Uh, apologies, I meant steepest gradients. The SGD is a locally greedy optimization process that updates a ML model's parameters in the direction of the highest local increase in performance, i. e. along the steepest gradients. I'm saying that once there's a general-purpose problem-solving algorithm represented somewhere in the ML model, the SGD (or evolution, or whatever greedy selection algorithm we're using) would by default attempt to loop it into the model's own problem-solving, because that would increase its performance the most.

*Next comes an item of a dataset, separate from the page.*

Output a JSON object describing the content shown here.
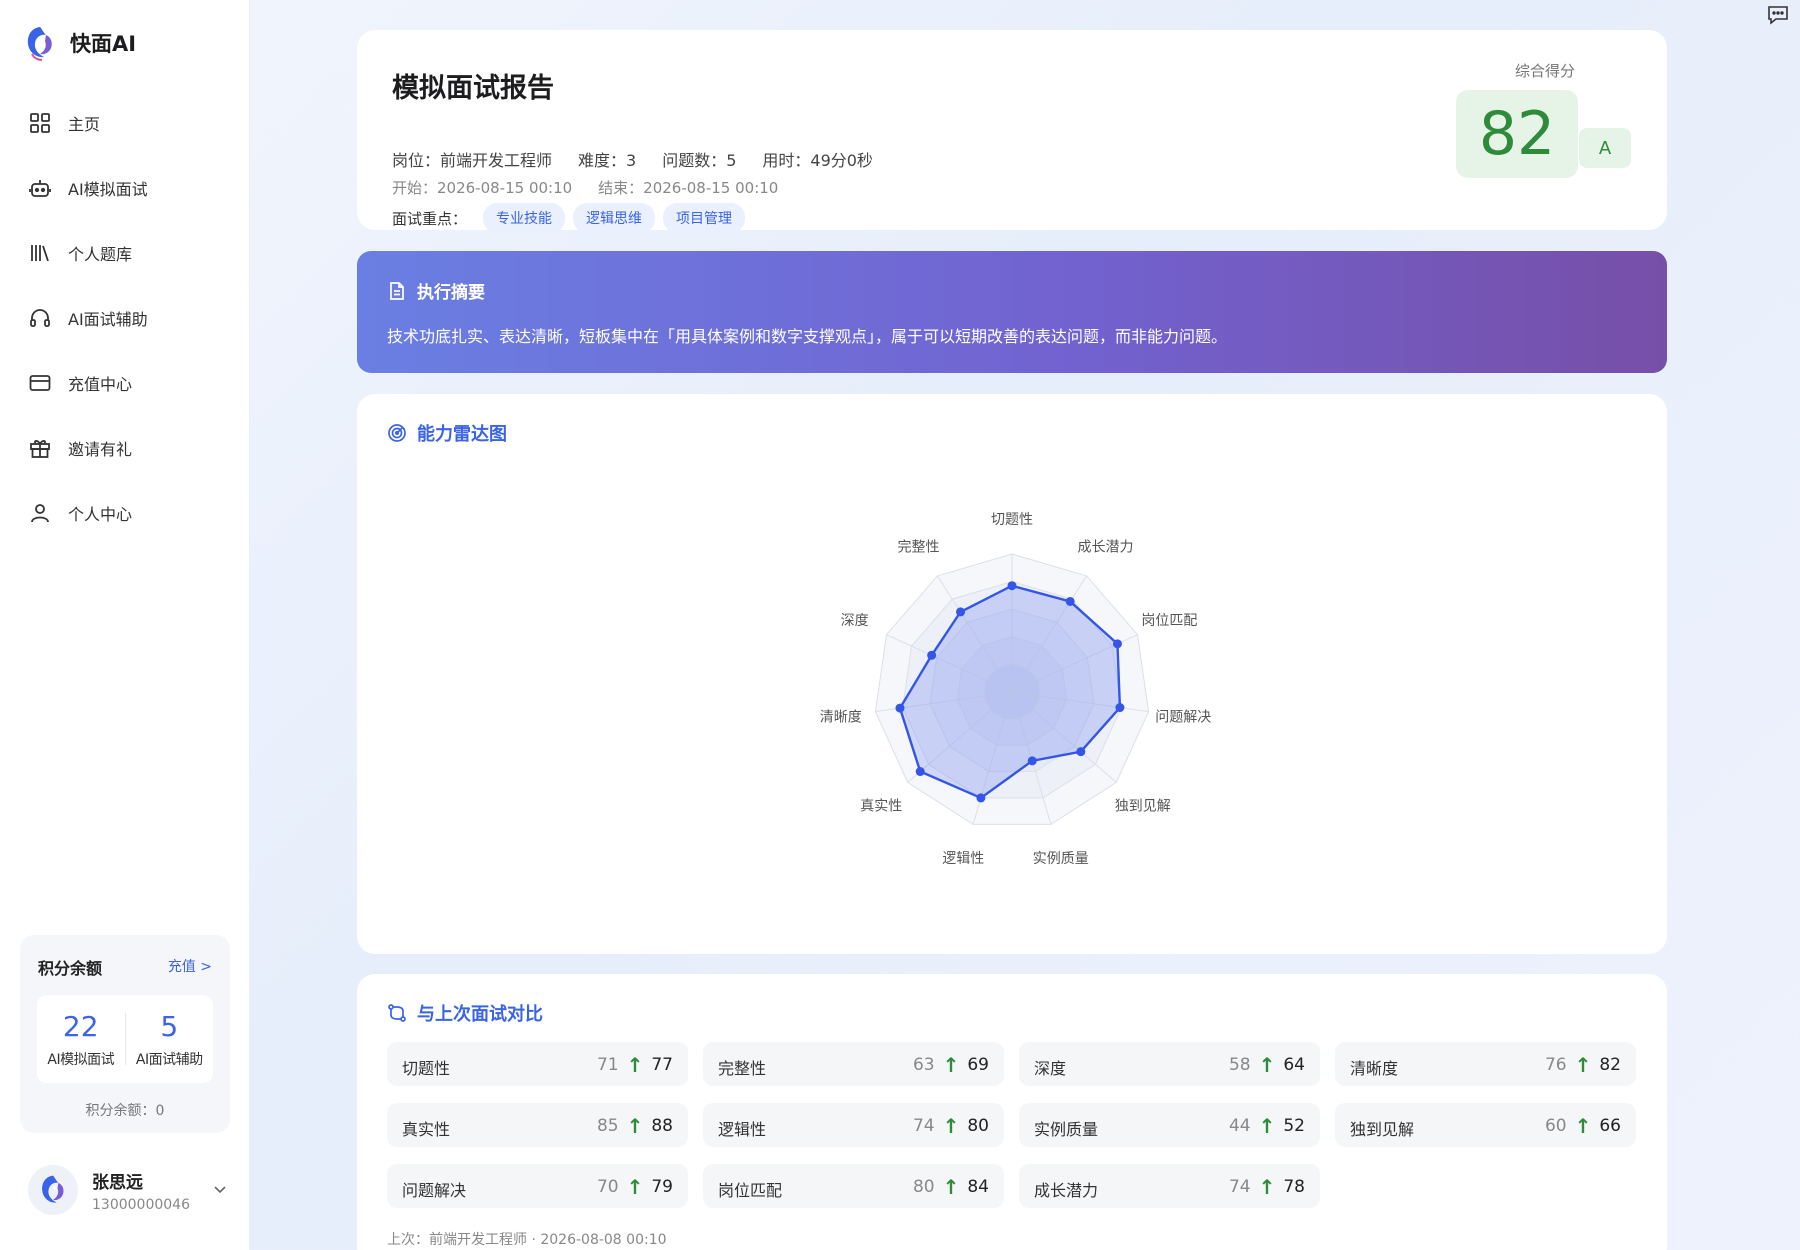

Even if it was assembled accidentally, or as part of the world-model and not the ML model's own policy.

A sufficiently strong world model can answer the question "What would a very smart very good person think about X?" and then you can just pipe that to the decision output, but that won't get you higher intelligence than what was present in the training material.

Shouldn't human goals have to be in the within human intelligence part, since humans have them? Or are we considering exactly human intelligence AI unsafe? Do you imagine a slightly dumber version of yourself failing to actualise your goals from not having good strategies, or failing to even embed them due to having a world model that lacks definitions of objects you care about?

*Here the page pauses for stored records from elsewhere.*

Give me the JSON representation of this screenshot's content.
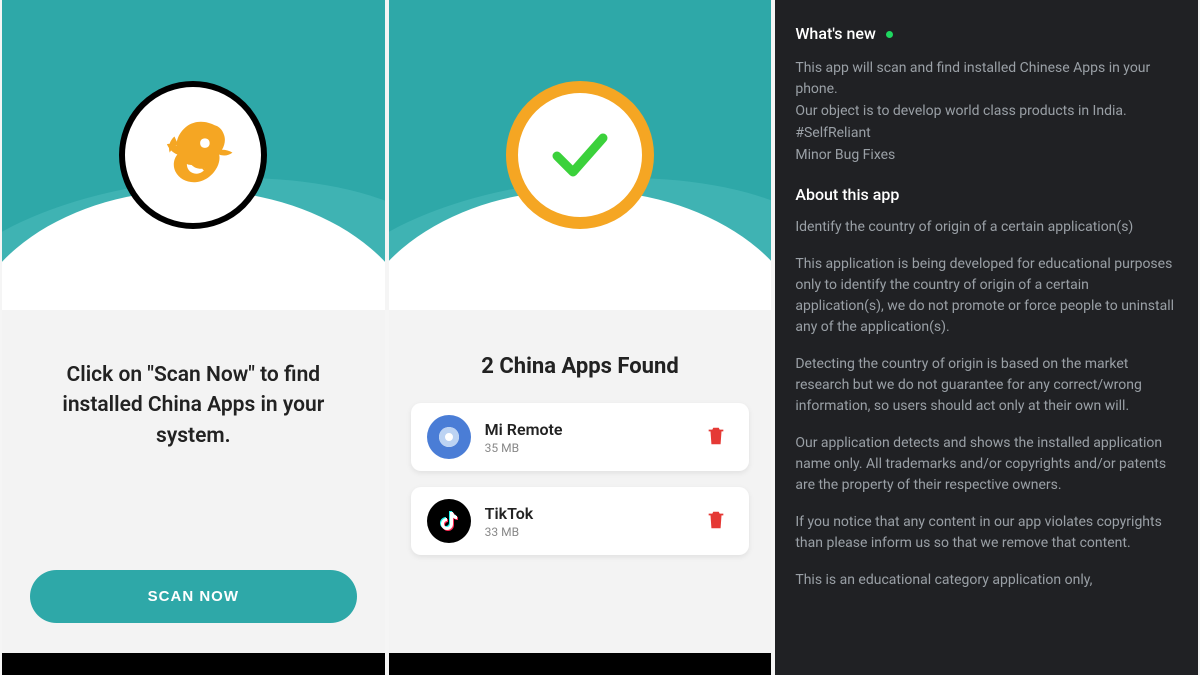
{
  "panel1": {
    "intro": "Click on \"Scan Now\" to find installed China Apps in your system.",
    "scan_button": "SCAN NOW"
  },
  "panel2": {
    "title": "2 China Apps Found",
    "apps": [
      {
        "name": "Mi Remote",
        "size": "35 MB",
        "icon": "mi-remote-icon"
      },
      {
        "name": "TikTok",
        "size": "33 MB",
        "icon": "tiktok-icon"
      }
    ]
  },
  "panel3": {
    "whats_new_header": "What's new",
    "whats_new_lines": {
      "l1": "This app will scan and find installed Chinese Apps in your phone.",
      "l2": "Our object is to develop world class products in India.",
      "l3": "#SelfReliant",
      "l4": "Minor Bug Fixes"
    },
    "about_header": "About this app",
    "about_tagline": "Identify the country of origin of a certain application(s)",
    "about_p1": "This application is being developed for educational purposes only to identify the country of origin of a certain application(s), we do not promote or force people to uninstall any of the application(s).",
    "about_p2": "Detecting the country of origin is based on the market research but we do not guarantee for any correct/wrong information, so users should act only at their own will.",
    "about_p3": "Our application detects and shows the installed application name only. All trademarks and/or copyrights and/or patents are the property of their respective owners.",
    "about_p4": "If you notice that any content in our app violates copyrights than please inform us so that we remove that content.",
    "about_p5": "This is an educational category application only,"
  },
  "colors": {
    "teal": "#2ea8a8",
    "accent_orange": "#f5a623",
    "check_green": "#3bd13b",
    "trash_red": "#e53935",
    "dark_bg": "#202124"
  }
}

Corrigibility has to be in the reachable part of the goals because a well-trained dog genuinely wants to do what you want it to do, even if it doesn't always understand, and even if following the command will get it less food than otherwise and this is knowable to the dog. You clearly don't need human intelligence to describe the terminal goal "Do what the humans want me to do", although it's not clear the goal will stay there as intelligence rises above human intelligence.

Yes, I would consider humans to already be unsafe, as we already made a sharp left turn that left us unaligned relative to our outer optimiser.

Dogs are a good point, thank you for that example. Not sure if dogs have our exact notion of corrigibility, but they definitely seem to be friendly in some relevant sence.

I think this makes total sense if you think of "how much intelligence" by fixing an agent-like architecture that wants the goal and then scaling the parts, and "intelligence" is something like the total effort being exerted by those parts.

But it isn't quite a caveat to formulations (like Bostrom's) that define "how much intelligence" in terms of external behavior rather than internal structure - maybe you've heard definitions like intelligence is how good it is at optimization across a wide range of domains. If that's your measuring stick, you can scale the world model without changing intelligence, so long as the search process doesn't output vetter plans on average.

EDIT: Both are points are moot using Stuart Armstrong's narrower definition of the Orthogonality thesis that he argues in General purpose intelligence: arguing the Orthogonality thesis:

High-intelligence agents can exist having more or less any final goals (as long as these goals are of feasible complexity, and do not refer intrinsically to the agent’s intelligence).

Old post:

I was just working through my own thoughts on the Orthogonality thesis and did a search on LW on existing material and found this essay. I had pretty much the same thoughts on intelligence limiting goal complexity, so yay!

Additional thought I had: Learning/intelligence-boosting motivations/goals are positively correlated with intelligence. Thus, given any amount of time, an AI with intelligence-boosting motivations will become smarter than those do not have that motivation.

It is true that instrumental convergence should lead any sufficiently smart AI to also pursue intelligence-boosting (cognitive enhancement) but:

  • At low levels of intelligence, AI might fail at instrumental convergence strategies.
  • At high levels of intelligence, AI that is not intelligence-boosting will spend some non-zero amount of resources on its actual other goals and thus be less intelligent than an intelligence-boosting AI (assuming parallel universes, and thus no direct competition).

I'm not sure how to integrate this insight in to the orthogonality thesis. It implies that:

"At higher intelligence levels, intelligence-boosting motivations are more likely than other motivations" thus creating a probability distribution across the intelligence-goal space that I'm not sure how to represent. Thoughts?